Delta Airlines tried just about everything to help flyers reach their goals of elite Medallion status in the SkyMiles loyalty program this year, but in the end, it was the Delta variant that won out.
Despite allowing tickets booked with miles to count, and a variety of other promotions, Delta clearly feels like there was more to lose, than gain, by letting accounts fall by the wayside, and everything from status to vouchers and credit card perks will extend out for another year.
Delta Extends Medallion Status
Anyone presently holding Medallion status in the Delta SkyMiles program, whether Silver, Gold, Platinum or Diamond, will automatically have their frequent flyer status extended until January 31st, 2023. Upgrade certificates will be extended automatically to the same date.
Delta was among the most aggressive, or generous, of all global airlines in trying to give SkyMiles members ways to maintain status this year, but in the end, travel did not rebound as hoped, at least with frequent travelers.
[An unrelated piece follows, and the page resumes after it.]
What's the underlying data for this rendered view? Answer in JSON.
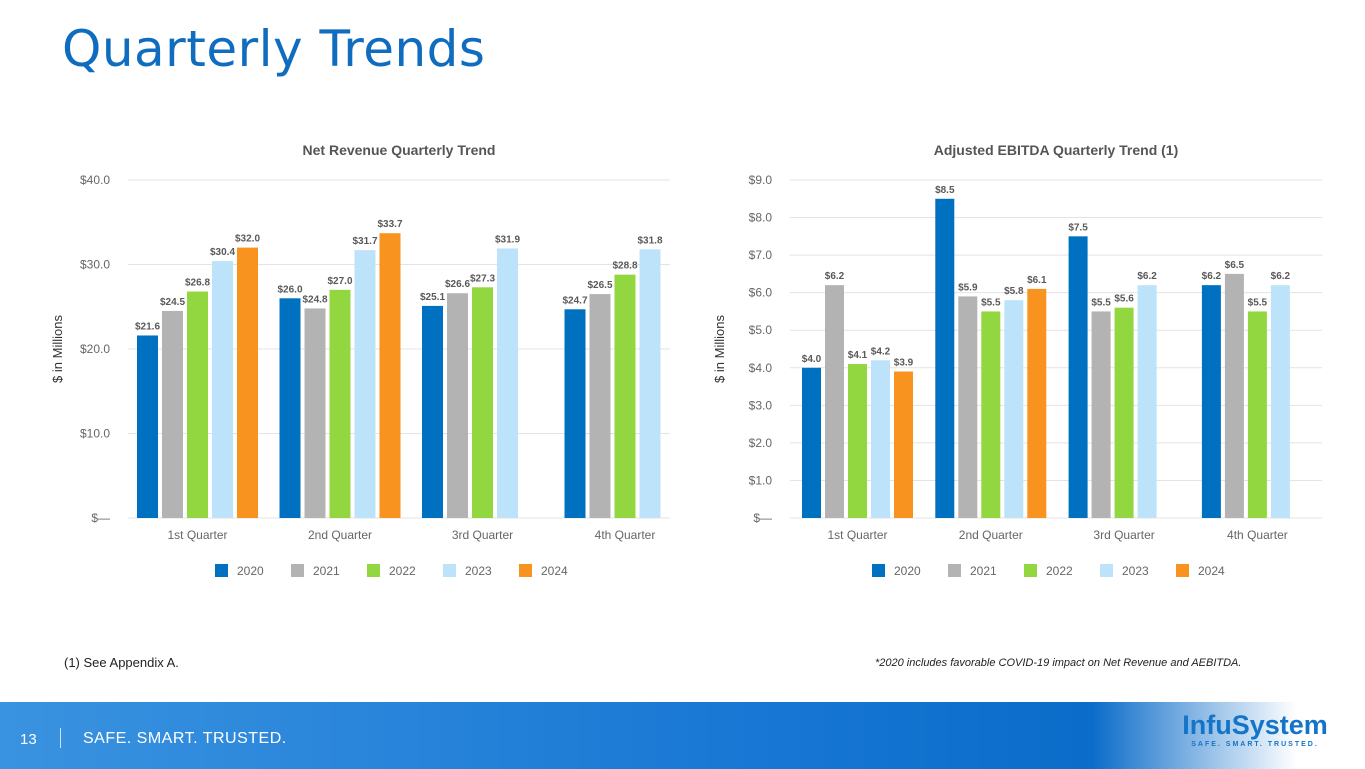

Delta Airlines still has an ongoing promotion where flights qualify for status faster, and flights booked with points count too, so if you’re looking to move up the tiers, there’s no reason not to do so.
Interesting Enticement To Get More Delta Upgrades
Delta could’ve just dismissed complaints that there’s no point in bothering to maintain status in the interim, but they were impressively smarter than that.
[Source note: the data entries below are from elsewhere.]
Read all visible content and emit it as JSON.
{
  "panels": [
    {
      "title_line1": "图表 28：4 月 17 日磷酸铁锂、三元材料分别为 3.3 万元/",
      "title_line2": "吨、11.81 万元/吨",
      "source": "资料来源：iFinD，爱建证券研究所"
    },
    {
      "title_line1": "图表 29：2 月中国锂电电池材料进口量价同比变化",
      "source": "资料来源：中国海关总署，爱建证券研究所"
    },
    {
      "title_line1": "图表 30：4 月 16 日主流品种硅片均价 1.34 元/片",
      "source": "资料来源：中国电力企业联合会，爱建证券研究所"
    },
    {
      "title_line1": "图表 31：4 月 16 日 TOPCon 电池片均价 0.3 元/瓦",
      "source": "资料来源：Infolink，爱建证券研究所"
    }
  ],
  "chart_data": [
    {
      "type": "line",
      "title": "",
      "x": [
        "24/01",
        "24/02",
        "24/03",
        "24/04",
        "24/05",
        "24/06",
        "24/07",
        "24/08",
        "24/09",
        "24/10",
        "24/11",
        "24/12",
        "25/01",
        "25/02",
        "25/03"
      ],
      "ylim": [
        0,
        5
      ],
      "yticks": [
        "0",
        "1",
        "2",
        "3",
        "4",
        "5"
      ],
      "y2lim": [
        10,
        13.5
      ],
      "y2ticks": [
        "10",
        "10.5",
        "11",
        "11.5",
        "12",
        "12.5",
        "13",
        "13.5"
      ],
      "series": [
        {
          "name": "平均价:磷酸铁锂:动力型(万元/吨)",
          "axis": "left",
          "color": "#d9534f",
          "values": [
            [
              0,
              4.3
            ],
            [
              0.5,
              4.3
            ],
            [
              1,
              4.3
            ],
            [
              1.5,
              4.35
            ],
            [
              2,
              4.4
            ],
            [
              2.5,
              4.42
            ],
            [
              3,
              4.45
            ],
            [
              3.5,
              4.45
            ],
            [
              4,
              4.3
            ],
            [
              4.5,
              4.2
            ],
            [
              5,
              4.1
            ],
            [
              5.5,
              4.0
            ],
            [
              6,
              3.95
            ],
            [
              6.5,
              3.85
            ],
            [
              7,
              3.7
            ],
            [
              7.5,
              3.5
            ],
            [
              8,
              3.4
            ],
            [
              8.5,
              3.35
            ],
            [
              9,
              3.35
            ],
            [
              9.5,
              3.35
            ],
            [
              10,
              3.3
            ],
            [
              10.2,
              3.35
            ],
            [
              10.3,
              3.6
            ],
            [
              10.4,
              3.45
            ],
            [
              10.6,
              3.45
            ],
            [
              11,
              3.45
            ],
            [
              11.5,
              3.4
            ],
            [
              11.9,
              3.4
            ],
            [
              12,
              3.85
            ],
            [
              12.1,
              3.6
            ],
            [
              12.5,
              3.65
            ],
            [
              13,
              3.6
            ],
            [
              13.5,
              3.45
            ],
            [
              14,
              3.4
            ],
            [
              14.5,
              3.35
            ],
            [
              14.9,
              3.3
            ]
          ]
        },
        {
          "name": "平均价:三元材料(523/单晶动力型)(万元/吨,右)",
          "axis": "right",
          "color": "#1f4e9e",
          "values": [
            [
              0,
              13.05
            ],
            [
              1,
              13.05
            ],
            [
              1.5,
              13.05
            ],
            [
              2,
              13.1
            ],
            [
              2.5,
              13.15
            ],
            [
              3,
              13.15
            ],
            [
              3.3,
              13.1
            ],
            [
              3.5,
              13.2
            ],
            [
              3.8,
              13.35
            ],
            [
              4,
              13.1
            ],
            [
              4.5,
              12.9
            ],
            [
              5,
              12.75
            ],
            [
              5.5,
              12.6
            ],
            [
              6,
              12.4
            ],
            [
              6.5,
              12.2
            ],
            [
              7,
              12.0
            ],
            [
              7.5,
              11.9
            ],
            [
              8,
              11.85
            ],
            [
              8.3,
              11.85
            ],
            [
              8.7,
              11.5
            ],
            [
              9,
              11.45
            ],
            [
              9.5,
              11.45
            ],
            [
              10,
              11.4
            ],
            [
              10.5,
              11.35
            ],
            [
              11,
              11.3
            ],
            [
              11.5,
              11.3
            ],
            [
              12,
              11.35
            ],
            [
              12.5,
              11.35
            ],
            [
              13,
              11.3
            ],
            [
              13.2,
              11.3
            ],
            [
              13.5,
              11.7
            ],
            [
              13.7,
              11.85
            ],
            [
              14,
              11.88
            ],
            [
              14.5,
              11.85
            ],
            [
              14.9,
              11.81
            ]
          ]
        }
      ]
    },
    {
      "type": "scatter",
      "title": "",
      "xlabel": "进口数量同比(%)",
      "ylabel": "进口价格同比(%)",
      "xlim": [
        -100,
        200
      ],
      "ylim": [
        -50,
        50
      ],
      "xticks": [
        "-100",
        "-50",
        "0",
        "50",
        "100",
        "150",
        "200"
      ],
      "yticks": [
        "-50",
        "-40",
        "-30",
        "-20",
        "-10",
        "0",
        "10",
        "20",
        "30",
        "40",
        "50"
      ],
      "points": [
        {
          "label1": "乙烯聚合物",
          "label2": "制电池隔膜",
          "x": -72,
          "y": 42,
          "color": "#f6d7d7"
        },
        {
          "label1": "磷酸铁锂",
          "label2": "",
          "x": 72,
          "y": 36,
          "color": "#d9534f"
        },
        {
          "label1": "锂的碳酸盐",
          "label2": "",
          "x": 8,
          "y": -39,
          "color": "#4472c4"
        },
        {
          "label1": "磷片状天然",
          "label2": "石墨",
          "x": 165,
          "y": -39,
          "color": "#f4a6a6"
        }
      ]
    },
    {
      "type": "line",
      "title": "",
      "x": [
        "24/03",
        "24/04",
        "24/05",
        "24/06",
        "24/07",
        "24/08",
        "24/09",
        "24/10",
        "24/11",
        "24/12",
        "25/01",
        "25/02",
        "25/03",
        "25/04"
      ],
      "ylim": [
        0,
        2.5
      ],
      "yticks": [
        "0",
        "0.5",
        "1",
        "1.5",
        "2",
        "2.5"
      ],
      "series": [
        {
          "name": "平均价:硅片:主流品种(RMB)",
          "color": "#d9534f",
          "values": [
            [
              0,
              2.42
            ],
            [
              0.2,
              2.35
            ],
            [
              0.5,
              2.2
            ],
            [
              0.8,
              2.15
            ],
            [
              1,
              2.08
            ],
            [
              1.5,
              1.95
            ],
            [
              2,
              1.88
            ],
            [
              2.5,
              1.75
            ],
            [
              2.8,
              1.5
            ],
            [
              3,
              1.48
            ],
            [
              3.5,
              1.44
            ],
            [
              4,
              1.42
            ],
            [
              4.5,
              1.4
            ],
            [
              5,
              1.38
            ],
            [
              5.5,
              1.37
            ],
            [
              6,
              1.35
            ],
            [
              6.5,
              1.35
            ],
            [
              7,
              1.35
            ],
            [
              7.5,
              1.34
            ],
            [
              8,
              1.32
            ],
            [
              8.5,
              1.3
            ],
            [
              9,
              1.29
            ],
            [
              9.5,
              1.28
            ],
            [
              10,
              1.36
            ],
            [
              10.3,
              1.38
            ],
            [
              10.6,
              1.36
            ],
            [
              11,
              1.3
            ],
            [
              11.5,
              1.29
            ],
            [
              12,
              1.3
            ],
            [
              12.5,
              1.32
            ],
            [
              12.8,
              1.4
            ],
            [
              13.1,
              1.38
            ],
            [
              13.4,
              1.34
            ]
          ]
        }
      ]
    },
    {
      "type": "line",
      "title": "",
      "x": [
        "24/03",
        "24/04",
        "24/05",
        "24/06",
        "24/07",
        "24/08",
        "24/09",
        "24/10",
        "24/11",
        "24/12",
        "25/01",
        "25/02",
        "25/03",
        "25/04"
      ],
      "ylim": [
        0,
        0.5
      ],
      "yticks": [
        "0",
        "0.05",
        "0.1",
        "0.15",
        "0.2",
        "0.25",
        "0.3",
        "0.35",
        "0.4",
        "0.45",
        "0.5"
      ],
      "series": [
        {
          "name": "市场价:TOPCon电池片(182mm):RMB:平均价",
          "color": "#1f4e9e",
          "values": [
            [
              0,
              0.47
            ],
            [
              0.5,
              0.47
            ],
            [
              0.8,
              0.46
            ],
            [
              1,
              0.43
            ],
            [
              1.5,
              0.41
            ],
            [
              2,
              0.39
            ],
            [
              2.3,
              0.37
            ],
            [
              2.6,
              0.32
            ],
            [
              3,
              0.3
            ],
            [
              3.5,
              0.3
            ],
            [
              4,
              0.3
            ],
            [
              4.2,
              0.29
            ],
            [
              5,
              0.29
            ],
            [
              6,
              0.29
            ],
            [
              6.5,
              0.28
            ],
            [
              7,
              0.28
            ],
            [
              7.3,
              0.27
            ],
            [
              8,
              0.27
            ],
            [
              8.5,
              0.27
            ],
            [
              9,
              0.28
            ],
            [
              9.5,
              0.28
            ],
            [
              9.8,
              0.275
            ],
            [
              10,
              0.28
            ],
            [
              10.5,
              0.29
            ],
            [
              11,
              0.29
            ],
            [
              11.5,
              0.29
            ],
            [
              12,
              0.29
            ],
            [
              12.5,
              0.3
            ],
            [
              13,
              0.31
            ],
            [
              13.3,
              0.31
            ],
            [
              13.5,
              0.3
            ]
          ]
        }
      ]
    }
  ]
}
To entice people to maintain status organically, anyone who qualifies on their own in 2021 for Medallion status will have priority over other members of the same elite tier, who did not. So if two Gold medallions with all other things being equal come head to head for one seat, the one who qualified before the other will get the seat.
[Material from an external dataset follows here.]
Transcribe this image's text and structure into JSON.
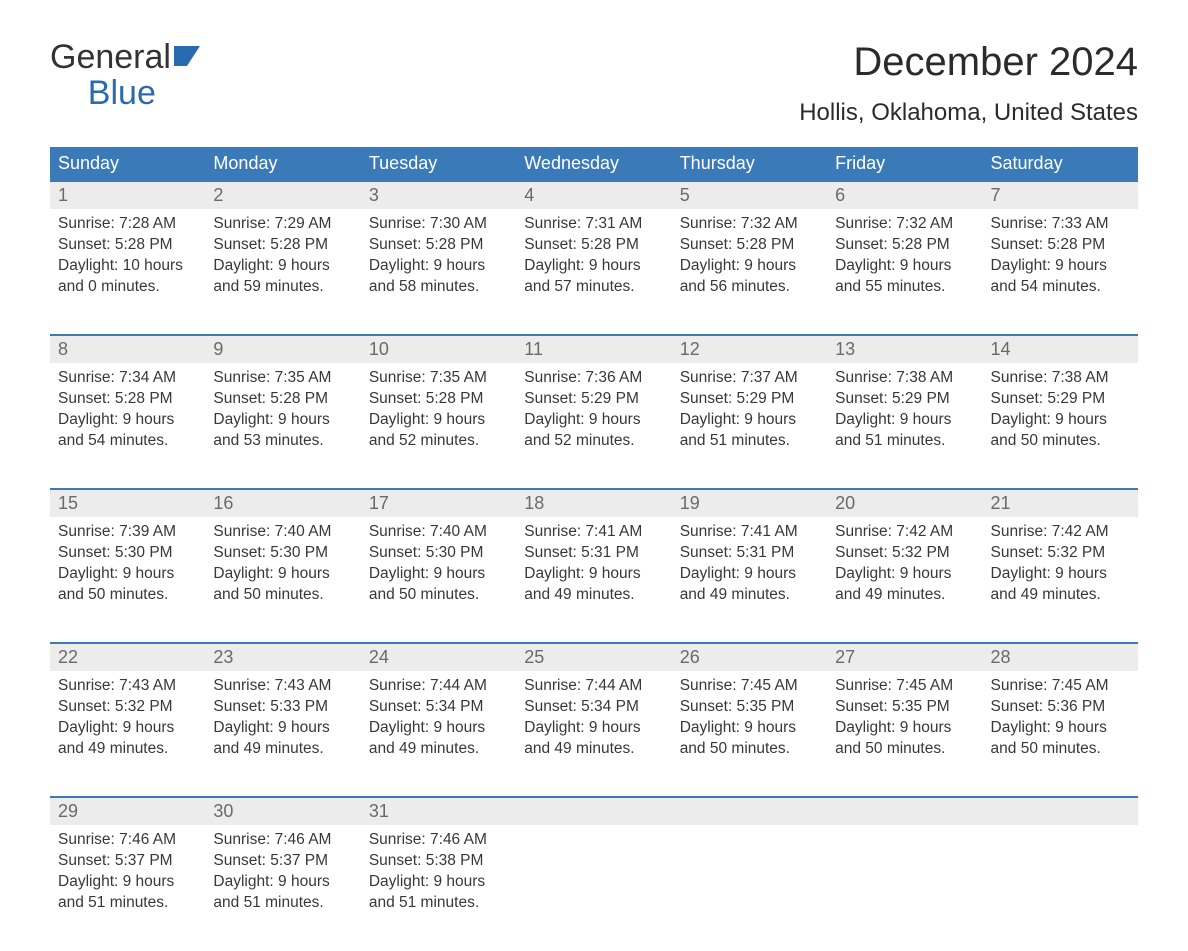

This is a fantastic way to incentivize people not to give up on the dream, or to reach for a new tier, despite ongoing restrictions and headaches. Delta also sends a clear note to flyers that it’s hellbent on keeping them, in a time when many are questioning loyalty all together.
Time For Other Airlines To Follow?
The US was broadly more open to travel than most countries during the pandemic. US travelers were never forbidden from traveling internationally, even as select bans from the EU and UK remained in force for non residents, citizens or visa holders.
Travel to “easy” destinations including Mexico, Hawaii and anywhere with a beach proved massively popular, and to some extent, airlines couldn’t fly big enough planes to cope with the leisure travel demand.
But that’s not business travel, and most people who hit top tier elite status and spend $25,000 plus a year on flights are traveling on at least a hybrid of business and leisure.
For loyalty programs in Europe or the UK, it’s hard to imagine that another elite status extension wouldn’t be in the works, and the same could be said for other US airlines. If US airlines have been dependable in any way over the last decade, it’s in their undying love to copy each other, and love of US government support.